因みにソラは今此処に居ない。何時もの様に校内散策中なんだけど、連れて来た方が良かったかな?
「はぁ(ため息。お主、探求心があるのは良いがこういうやり方は余り関心せんぞ?」
とその子がリーナに顔を向けて文句言っている。
「・・・まぁ、私もヒトの事は余り言えんのじゃがな。」とその子は小さく呟き、またため息を付いた。
何か隠してる事があるのには間違いはない。どのクラスにも該当する生徒はいないという噂だし。
でも先生方や生徒会のヒト達は動いている気配は無いんだよね?
完全に部外者なら即どっちかが駆け付ける筈なのに、それがないって事は、
滞在を認められてるって事なんだろうし。その辺の詳しい事情はあたしには理由は分からないけど。

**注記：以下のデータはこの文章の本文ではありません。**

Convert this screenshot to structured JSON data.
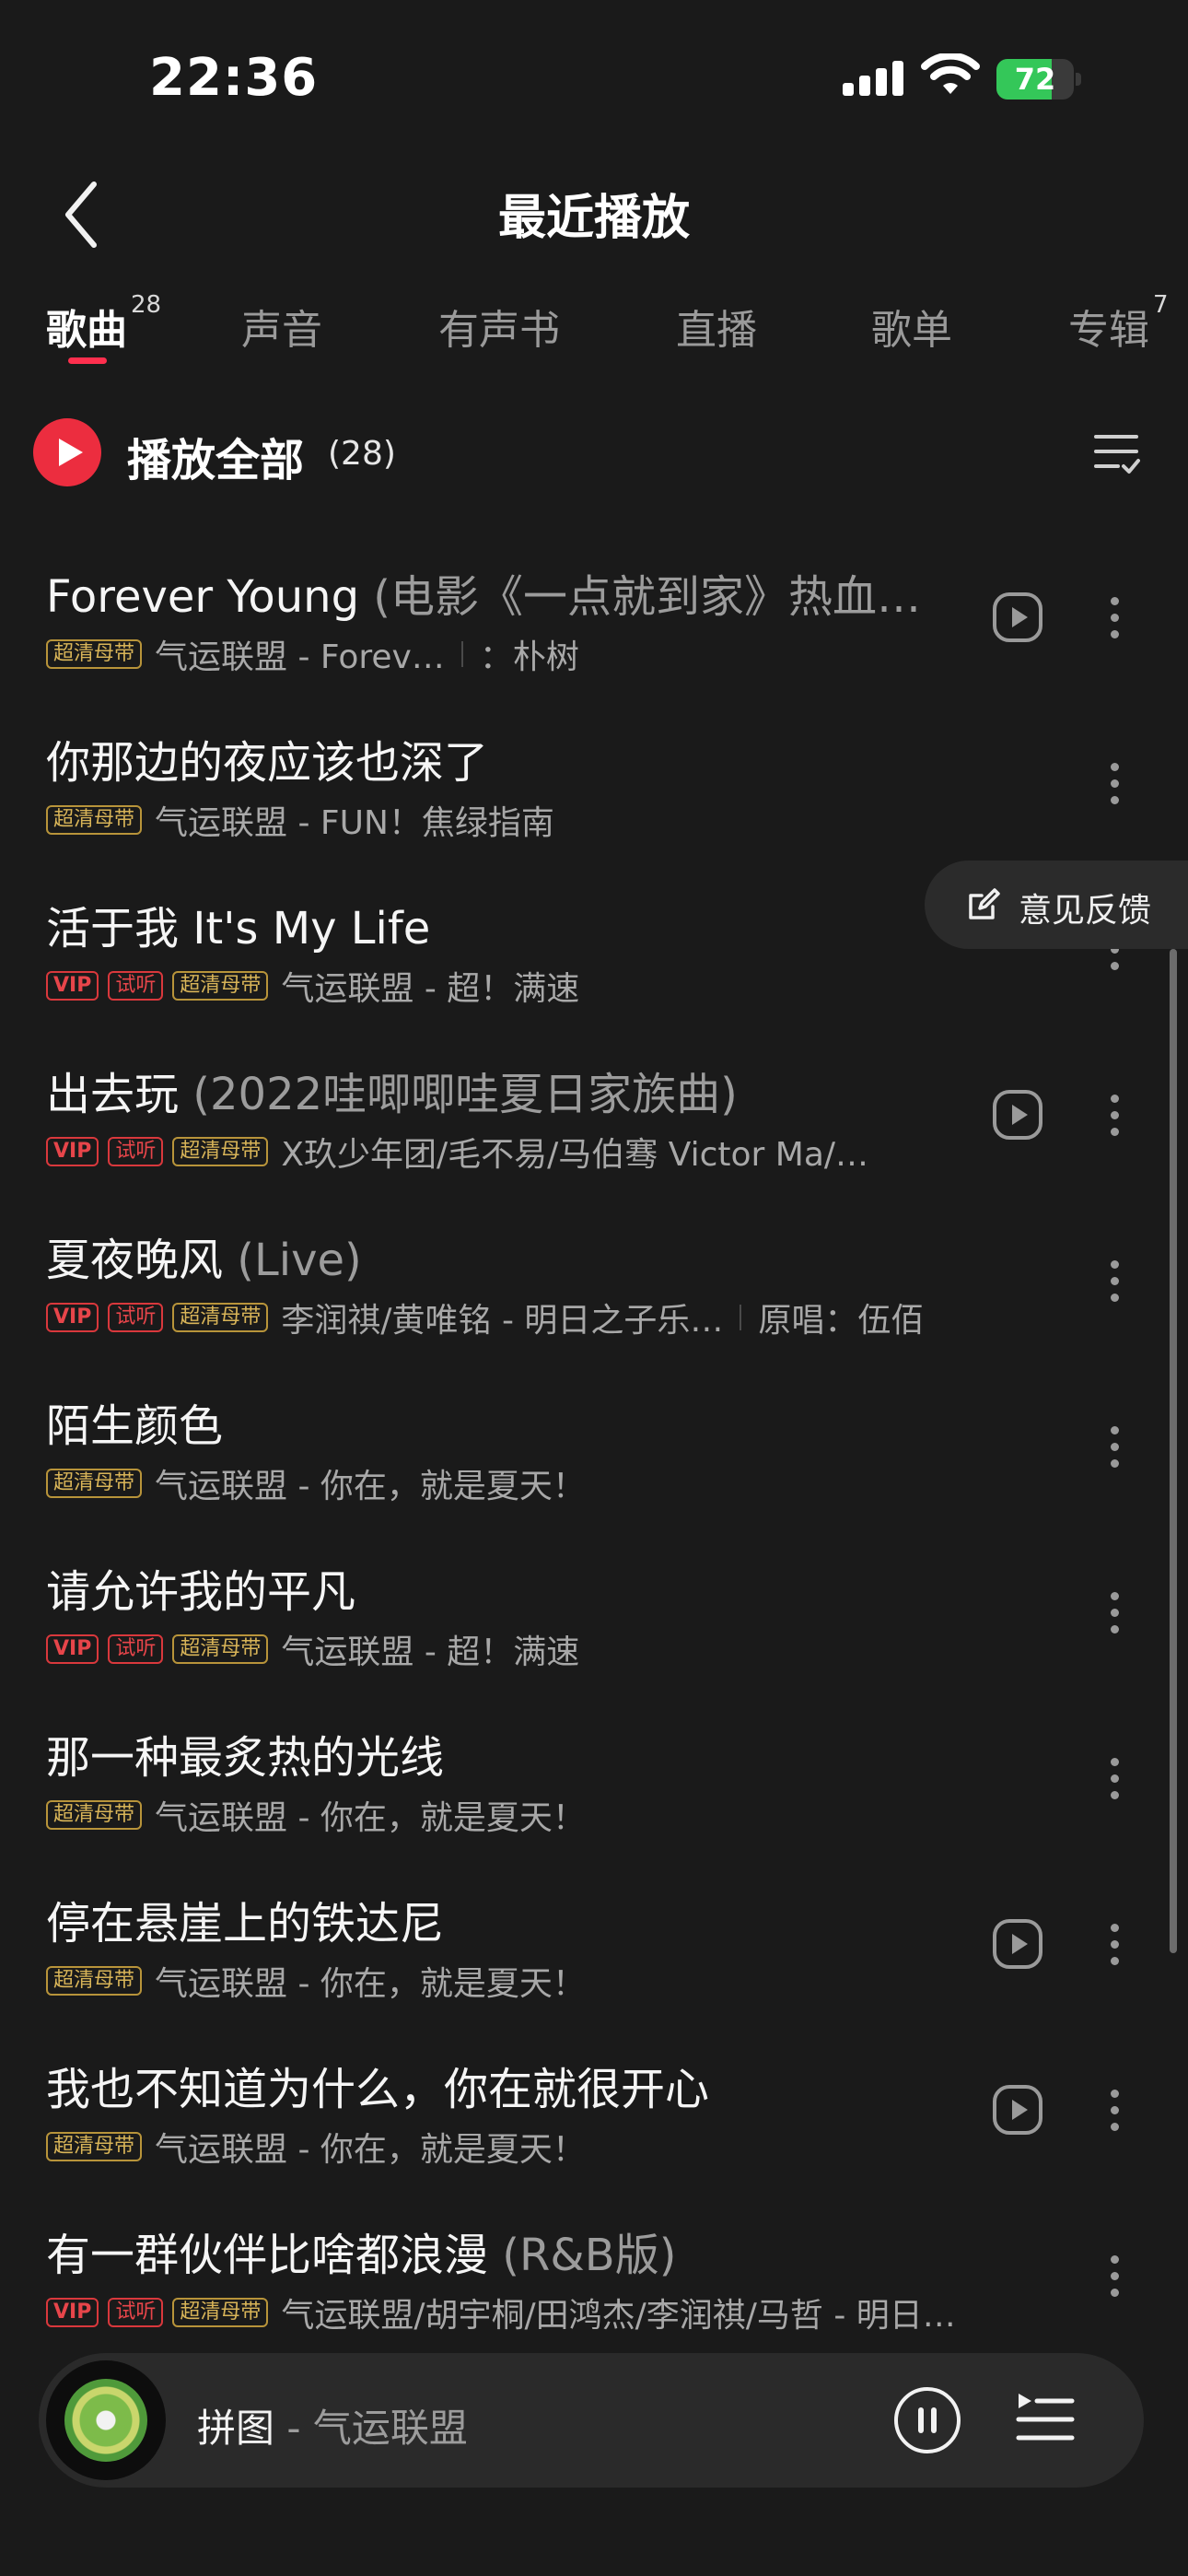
{
  "status_bar": {
    "time": "22:36",
    "battery": "72",
    "battery_level": 0.72
  },
  "header": {
    "title": "最近播放"
  },
  "tabs": [
    {
      "label": "歌曲",
      "count": "28",
      "active": true
    },
    {
      "label": "声音",
      "count": "",
      "active": false
    },
    {
      "label": "有声书",
      "count": "",
      "active": false
    },
    {
      "label": "直播",
      "count": "",
      "active": false
    },
    {
      "label": "歌单",
      "count": "",
      "active": false
    },
    {
      "label": "专辑",
      "count": "7",
      "active": false
    }
  ],
  "play_all": {
    "label": "播放全部",
    "count": "(28)"
  },
  "feedback": {
    "label": "意见反馈"
  },
  "songs": [
    {
      "title": "Forever Young",
      "subtitle": "(电影《一点就到家》热血…",
      "tags": [
        "超清母带"
      ],
      "artist": "气运联盟 - Forev…",
      "original": "：朴树",
      "mv": true
    },
    {
      "title": "你那边的夜应该也深了",
      "subtitle": "",
      "tags": [
        "超清母带"
      ],
      "artist": "气运联盟 - FUN！焦绿指南",
      "original": "",
      "mv": false
    },
    {
      "title": "活于我 It's My Life",
      "subtitle": "",
      "tags": [
        "VIP",
        "试听",
        "超清母带"
      ],
      "artist": "气运联盟 - 超！满速",
      "original": "",
      "mv": false
    },
    {
      "title": "出去玩",
      "subtitle": "(2022哇唧唧哇夏日家族曲)",
      "tags": [
        "VIP",
        "试听",
        "超清母带"
      ],
      "artist": "X玖少年团/毛不易/马伯骞 Victor Ma/…",
      "original": "",
      "mv": true
    },
    {
      "title": "夏夜晚风",
      "subtitle": "(Live)",
      "tags": [
        "VIP",
        "试听",
        "超清母带"
      ],
      "artist": "李润祺/黄唯铭 - 明日之子乐…",
      "original": "原唱：伍佰",
      "mv": false
    },
    {
      "title": "陌生颜色",
      "subtitle": "",
      "tags": [
        "超清母带"
      ],
      "artist": "气运联盟 - 你在，就是夏天！",
      "original": "",
      "mv": false
    },
    {
      "title": "请允许我的平凡",
      "subtitle": "",
      "tags": [
        "VIP",
        "试听",
        "超清母带"
      ],
      "artist": "气运联盟 - 超！满速",
      "original": "",
      "mv": false
    },
    {
      "title": "那一种最炙热的光线",
      "subtitle": "",
      "tags": [
        "超清母带"
      ],
      "artist": "气运联盟 - 你在，就是夏天！",
      "original": "",
      "mv": false
    },
    {
      "title": "停在悬崖上的铁达尼",
      "subtitle": "",
      "tags": [
        "超清母带"
      ],
      "artist": "气运联盟 - 你在，就是夏天！",
      "original": "",
      "mv": true
    },
    {
      "title": "我也不知道为什么，你在就很开心",
      "subtitle": "",
      "tags": [
        "超清母带"
      ],
      "artist": "气运联盟 - 你在，就是夏天！",
      "original": "",
      "mv": true
    },
    {
      "title": "有一群伙伴比啥都浪漫",
      "subtitle": "(R&B版)",
      "tags": [
        "VIP",
        "试听",
        "超清母带"
      ],
      "artist": "气运联盟/胡宇桐/田鸿杰/李润祺/马哲 - 明日之…",
      "original": "",
      "mv": false
    }
  ],
  "now_playing": {
    "title": "拼图",
    "artist": "气运联盟",
    "separator": " - "
  },
  "colors": {
    "accent": "#ec2d3f",
    "background": "#1a1a1a",
    "vip": "#e7454a",
    "hq": "#d8b458"
  },
  "icons": [
    "back-arrow-icon",
    "play-icon",
    "sort-icon",
    "mv-play-icon",
    "more-icon",
    "edit-icon",
    "pause-icon",
    "playlist-icon",
    "wifi-icon",
    "signal-icon",
    "battery-icon"
  ]
}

この子、言葉使いがちょっと変わってる位でごく普通の幼い狐ヒトの女の子っぽいけど
纏ってる魔力の質はかなり高めの様だしこの学園の生徒だと云われれば余り違和感は感じられない。
それどころか既視感すら覚える。この魔力の感じはどこかソラに似ているんだよね。
共通点をあえて挙げるとすれば『狐』と瞳の色と女の子って位なのに。変なの。
「あー、なんかゴメン。どうしてもミィナに会わせたくて。」とかリーナがその子に謝っている。
「むぅー。まぁ気持ちが分からないでもないがの・・・」と半ばむくれた様な顔をしながら
リーナの顔を見上げてたその子はふと気が付いた様に足元に佇むミラを見つめると
ニッコリと笑って「お返しにこ奴をモフモフするのじゃーっ」とあっという間にミラを両腕で
抱え上げるとモフモフしだした。
「ちょ」とかリーナが制そうとしていたみたいだけど、何か嬉しそうなその子の気迫に押されたのか
ミラに両手を合わせてゴメン。的なポーズをしてた。後で頭ガジガジされるかも知れないけど。
・・・あれ?ほんとに嫌ならブレスでも吐きそうなのに全然そんな気配がないよね?
ミラ的には毛づくろいして貰えてる程度の感覚だった様です。・・・多分。